Easy comps need to be looked past to see where revenue growth originates. Instead, look for stronger ad impression numbers and a slowing price per ad deterioration compared to Q3. These are organic signs the revenue-generating products are turning around, and AI is incrementally returning ROI for advertisers.
Mark Needs To Remember His Position
In times past, Mark and his team have worked from a position of strength, having the best ad product on the market with the best results. But, unfortunately, his company in 2023 is working from a position of weakness, far from the strength it exuded before iOS privacy change. He needs to keep this in mind, as investors will not take kindly to any more expense jukes or changes to the game plan.

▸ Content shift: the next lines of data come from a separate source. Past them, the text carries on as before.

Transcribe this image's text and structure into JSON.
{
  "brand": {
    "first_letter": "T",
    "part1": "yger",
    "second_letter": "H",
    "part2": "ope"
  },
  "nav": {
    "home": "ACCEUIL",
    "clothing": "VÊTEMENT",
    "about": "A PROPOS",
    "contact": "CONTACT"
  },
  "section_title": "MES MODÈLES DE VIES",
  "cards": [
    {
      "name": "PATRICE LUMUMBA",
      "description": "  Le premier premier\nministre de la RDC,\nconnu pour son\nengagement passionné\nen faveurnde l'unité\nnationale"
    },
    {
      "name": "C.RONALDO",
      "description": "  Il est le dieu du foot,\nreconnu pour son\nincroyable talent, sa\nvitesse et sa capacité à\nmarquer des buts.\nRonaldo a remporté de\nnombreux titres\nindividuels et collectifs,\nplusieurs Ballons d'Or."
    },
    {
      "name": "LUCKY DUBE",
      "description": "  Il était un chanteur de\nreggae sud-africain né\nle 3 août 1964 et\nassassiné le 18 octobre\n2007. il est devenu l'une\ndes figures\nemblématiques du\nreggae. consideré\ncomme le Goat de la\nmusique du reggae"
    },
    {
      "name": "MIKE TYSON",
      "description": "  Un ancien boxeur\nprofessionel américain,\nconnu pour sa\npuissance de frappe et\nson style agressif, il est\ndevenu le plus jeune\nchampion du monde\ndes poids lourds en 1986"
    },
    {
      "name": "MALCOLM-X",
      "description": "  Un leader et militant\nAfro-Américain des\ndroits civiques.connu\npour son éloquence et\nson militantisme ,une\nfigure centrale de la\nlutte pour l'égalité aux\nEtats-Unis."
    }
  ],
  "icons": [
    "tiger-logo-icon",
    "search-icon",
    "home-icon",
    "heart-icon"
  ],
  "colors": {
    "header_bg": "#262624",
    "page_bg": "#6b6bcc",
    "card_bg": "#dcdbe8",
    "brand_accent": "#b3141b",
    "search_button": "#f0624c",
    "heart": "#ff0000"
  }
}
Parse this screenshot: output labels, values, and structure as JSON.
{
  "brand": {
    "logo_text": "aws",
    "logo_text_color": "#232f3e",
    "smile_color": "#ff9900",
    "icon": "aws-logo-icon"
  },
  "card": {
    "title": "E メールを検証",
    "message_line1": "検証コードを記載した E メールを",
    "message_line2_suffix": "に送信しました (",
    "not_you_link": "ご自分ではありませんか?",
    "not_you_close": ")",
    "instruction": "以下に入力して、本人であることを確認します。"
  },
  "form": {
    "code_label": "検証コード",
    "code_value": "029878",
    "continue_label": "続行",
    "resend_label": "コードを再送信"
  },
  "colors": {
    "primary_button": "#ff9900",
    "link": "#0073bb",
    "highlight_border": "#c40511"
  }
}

The bottom line is Meta’s management needs to find a more efficient way to invest in the metaverse to get themselves aligned with future mediums while regaining a footing in the business that brought them to where they are today. It’s as simple as Zuckerberg getting that message across and showing the company’s actions are aligned. If he shows progress on the ad business returning and metaverse expenses being kept in check but working forward, all will be smooth in the land of Mark.
Disclosure: I/we have a beneficial long position in the shares of META either through stock ownership, options, or other derivatives. I wrote this article myself, and it expresses my own opinions. I am not receiving compensation for it (other than from Seeking Alpha). I have no business relationship with any company whose stock is mentioned in this article.